Frontier Medical chose to not be Clark's provider, according to manager Mike Tovoli.
"Mr. Clark called wishing to switch to Frontier. We took down his information, but we found out he didn't live up to his Medicare requirements and we declined," Tovoli said.
"He came into the office and became very belligerent to both of the girls in the office.
"They told him to leave and he just kept on. Then he left.
"It was my decision not to serve him," Tovoli said.
Clark said the service providers have lied to him because "they've got a sweetheart deal."
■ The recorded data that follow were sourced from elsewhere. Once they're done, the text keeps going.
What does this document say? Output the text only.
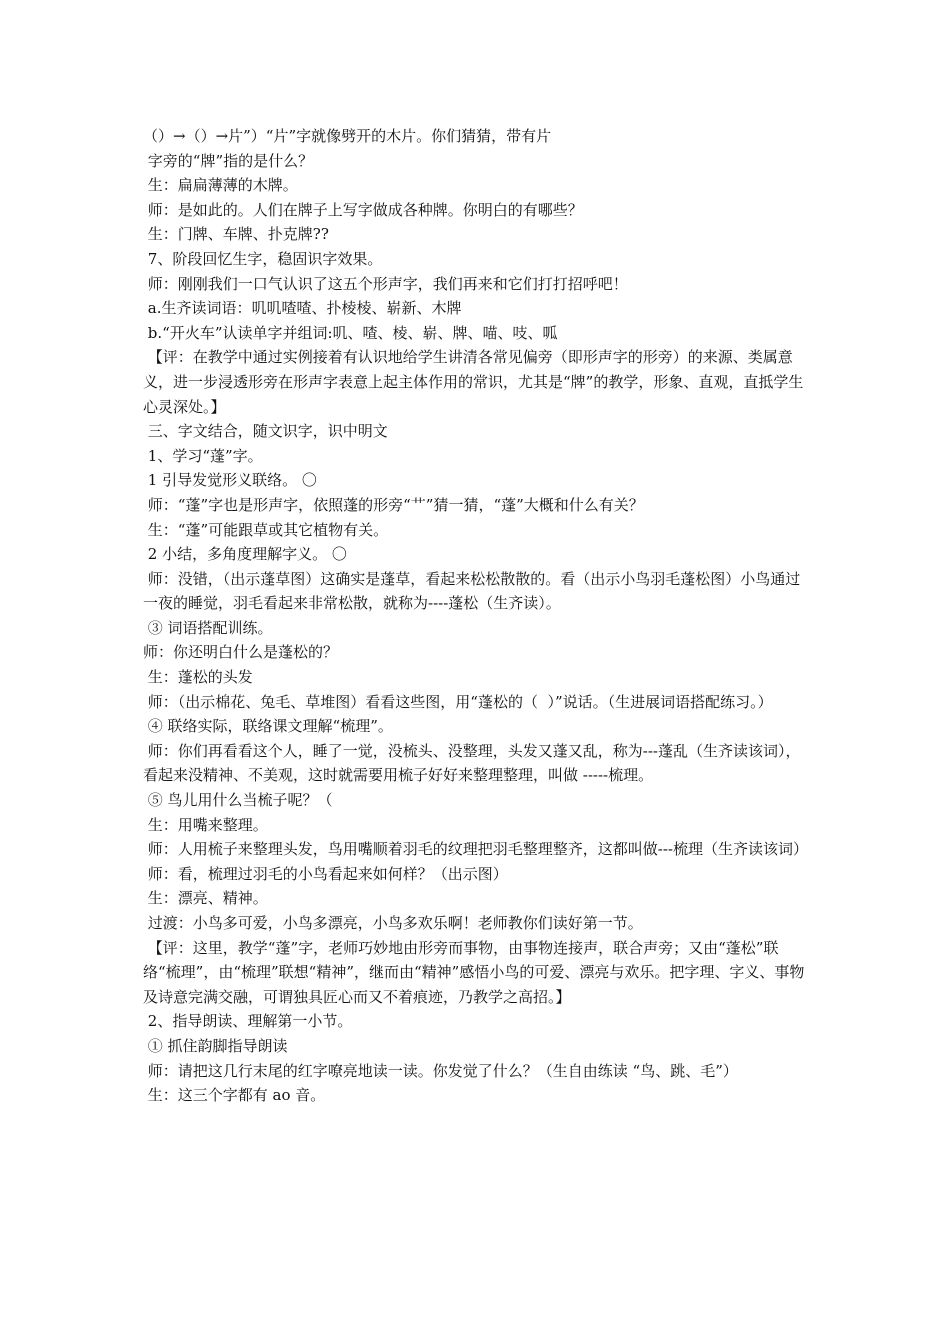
（）→（）→片”）“片”字就像劈开的木片。你们猜猜，带有片

字旁的“牌”指的是什么？

生：扁扁薄薄的木牌。

师：是如此的。人们在牌子上写字做成各种牌。你明白的有哪些？

生：门牌、车牌、扑克牌??

7、阶段回忆生字，稳固识字效果。

师：刚刚我们一口气认识了这五个形声字，我们再来和它们打打招呼吧！

a.生齐读词语：叽叽喳喳、扑棱棱、崭新、木牌

b.“开火车”认读单字并组词:叽、喳、棱、崭、牌、喵、吱、呱

【评：在教学中通过实例接着有认识地给学生讲清各常见偏旁（即形声字的形旁）的来源、类属意义，进一步浸透形旁在形声字表意上起主体作用的常识，尤其是“牌”的教学，形象、直观，直抵学生心灵深处。】

三、字文结合，随文识字，识中明文

1、学习“蓬”字。

1 引导发觉形义联络。 〇

师：“蓬”字也是形声字，依照蓬的形旁“艹”猜一猜，“蓬”大概和什么有关？

生：“蓬”可能跟草或其它植物有关。

2 小结，多角度理解字义。 〇

师：没错，（出示蓬草图）这确实是蓬草，看起来松松散散的。看（出示小鸟羽毛蓬松图）小鸟通过一夜的睡觉，羽毛看起来非常松散，就称为----蓬松（生齐读）。

③ 词语搭配训练。

师：你还明白什么是蓬松的？

生：蓬松的头发

师：（出示棉花、兔毛、草堆图）看看这些图，用“蓬松的（  ）”说话。（生进展词语搭配练习。）

④ 联络实际，联络课文理解“梳理”。

师：你们再看看这个人，睡了一觉，没梳头、没整理，头发又蓬又乱，称为---蓬乱（生齐读该词），看起来没精神、不美观，这时就需要用梳子好好来整理整理，叫做 -----梳理。

⑤ 鸟儿用什么当梳子呢？（

生：用嘴来整理。

师：人用梳子来整理头发，鸟用嘴顺着羽毛的纹理把羽毛整理整齐，这都叫做---梳理（生齐读该词）

师：看，梳理过羽毛的小鸟看起来如何样？（出示图）

生：漂亮、精神。

过渡：小鸟多可爱，小鸟多漂亮，小鸟多欢乐啊！老师教你们读好第一节。

【评：这里，教学“蓬”字，老师巧妙地由形旁而事物，由事物连接声，联合声旁；又由“蓬松”联络“梳理”，由“梳理”联想“精神”，继而由“精神”感悟小鸟的可爱、漂亮与欢乐。把字理、字义、事物及诗意完满交融，可谓独具匠心而又不着痕迹，乃教学之高招。】

2、指导朗读、理解第一小节。

① 抓住韵脚指导朗读

师：请把这几行末尾的红字嘹亮地读一读。你发觉了什么？（生自由练读 “鸟、跳、毛”）

生：这三个字都有 ao 音。
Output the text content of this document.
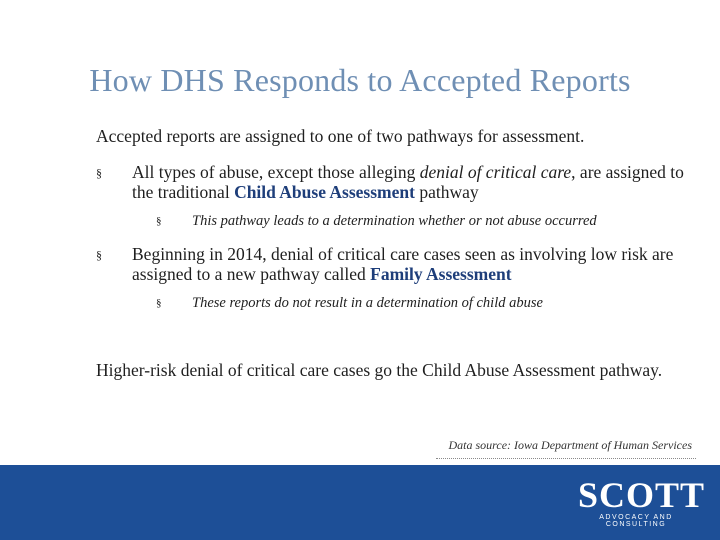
How DHS Responds to Accepted Reports

Accepted reports are assigned to one of two pathways for assessment.

§ All types of abuse, except those alleging denial of critical care, are assigned to the traditional Child Abuse Assessment pathway
§ This pathway leads to a determination whether or not abuse occurred
§ Beginning in 2014, denial of critical care cases seen as involving low risk are assigned to a new pathway called Family Assessment
§ These reports do not result in a determination of child abuse

Higher-risk denial of critical care cases go the Child Abuse Assessment pathway.

Data source: Iowa Department of Human Services
SCOTT
ADVOCACY AND CONSULTING
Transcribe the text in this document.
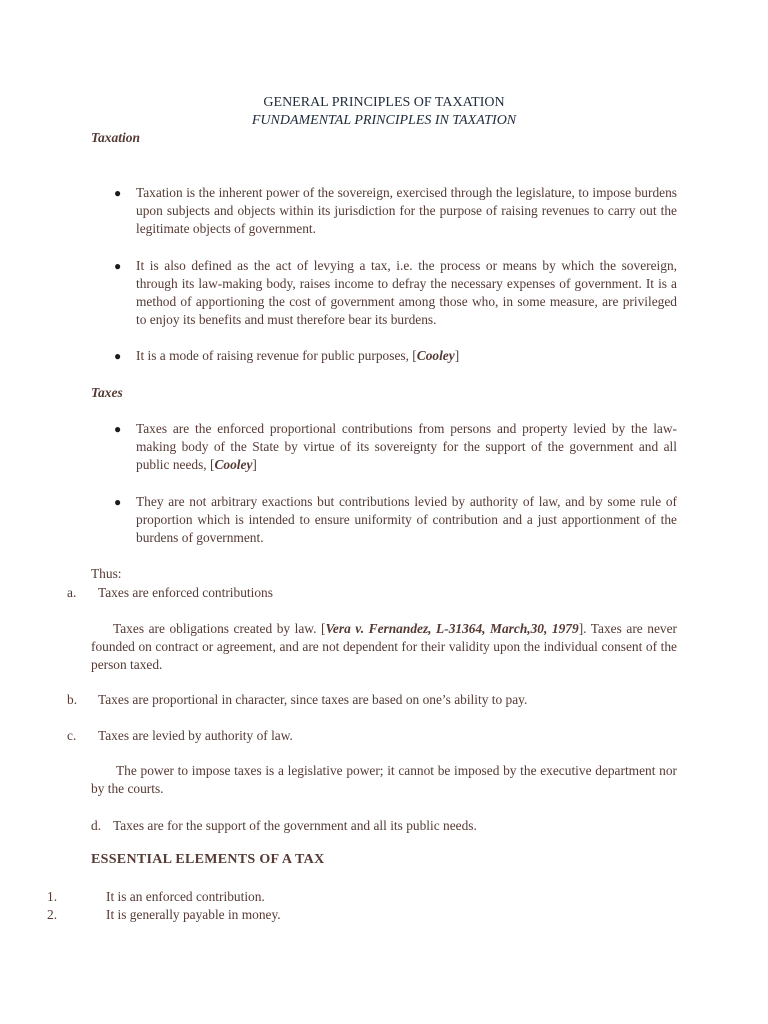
GENERAL PRINCIPLES OF TAXATION
FUNDAMENTAL PRINCIPLES IN TAXATION
Taxation
●	Taxation is the inherent power of the sovereign, exercised through the legislature, to impose burdens upon subjects and objects within its jurisdiction for the purpose of raising revenues to carry out the legitimate objects of government.
●	It is also defined as the act of levying a tax, i.e. the process or means by which the sovereign, through its law-making body, raises income to defray the necessary expenses of government. It is a method of apportioning the cost of government among those who, in some measure, are privileged to enjoy its benefits and must therefore bear its burdens.
●	It is a mode of raising revenue for public purposes, [Cooley]
Taxes
●	Taxes are the enforced proportional contributions from persons and property levied by the law-making body of the State by virtue of its sovereignty for the support of the government and all public needs, [Cooley]
●	They are not arbitrary exactions but contributions levied by authority of law, and by some rule of proportion which is intended to ensure uniformity of contribution and a just apportionment of the burdens of government.
Thus:
a. Taxes are enforced contributions
Taxes are obligations created by law. [Vera v. Fernandez, L-31364, March,30, 1979]. Taxes are never founded on contract or agreement, and are not dependent for their validity upon the individual consent of the person taxed.
b. Taxes are proportional in character, since taxes are based on one’s ability to pay.
c. Taxes are levied by authority of law.
The power to impose taxes is a legislative power; it cannot be imposed by the executive department nor by the courts.
d. Taxes are for the support of the government and all its public needs.
ESSENTIAL ELEMENTS OF A TAX
1.	It is an enforced contribution.
2.	It is generally payable in money.
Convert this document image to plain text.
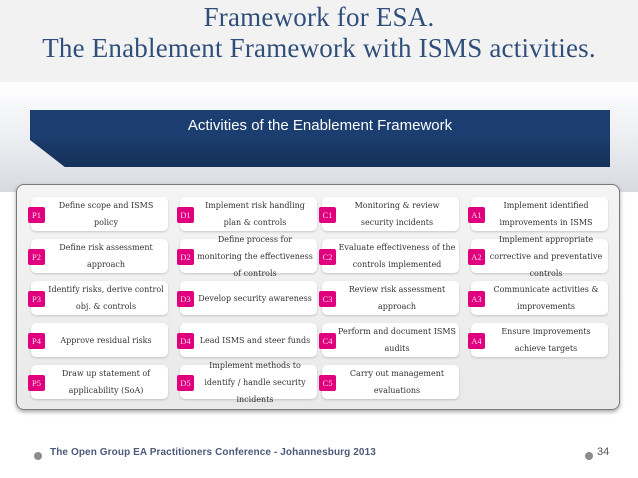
Framework for ESA.
The Enablement Framework with ISMS activities.
Activities of the Enablement Framework
P1
Define scope and ISMS policy
P2
Define risk assessment approach
P3
Identify risks, derive control obj. & controls
P4	Approve residual risks
P5
Draw up statement of applicability (SoA)
D1
Implement risk handling plan & controls
D2
Define process for monitoring the effectiveness of controls
D3 Develop security awareness
D4	Lead ISMS and steer funds
D5
Implement methods to identify / handle security incidents
C1
Monitoring & review security incidents
C2
Evaluate effectiveness of the controls implemented
C3
Review risk assessment approach
C4
Perform and document ISMS audits
C5
Carry out management evaluations
A1
Implement identified improvements in ISMS
A2
Implement appropriate corrective and preventative controls
A3
Communicate activities & improvements
A4
Ensure improvements achieve targets
The Open Group EA Practitioners Conference - Johannesburg 2013	34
"They've got a gold mine," he said.
"They're leasing concentrators year after year for $400 a month, and I can get one off the Internet for $350.
"They started lying to me and that's when I said, 'Let's go to the newspaper.' Once you write this article, you're going to hear from a lot of people.
"I've got nothing to gain," Clark said.
Geneva Woods' Drake said, "He's doing a lot of the damage himself," referring to the customer service Clark is or is not receiving.
"As a clinician, I feel bad, but I'm not going to take that kind of abuse.
"I feel like we really tried," Drake said.
Drake's wife, Joyce, who is the office manager for the Geneva Woods office in Soldotna, said, "We have to go by Medicare guidelines.
"We try very hard to help people, but when they start using profanities ...," she said, not finishing her sentence.
"I would really like to work with Mr. Clark and help him," she said. "He would have to call us."
She admitted Medicare policies and guidelines are confusing and can be frustrating for clients.
Michelle Crawford, a patient advocate at Central Peninsula General Hospital, said people already receiving Medicare, as well as those wondering if they qualify, can get answers to many of their questions by visiting Medicare's Web site at medi care.gov.
Medicare does not have a customer service office on the Kenai Peninsula.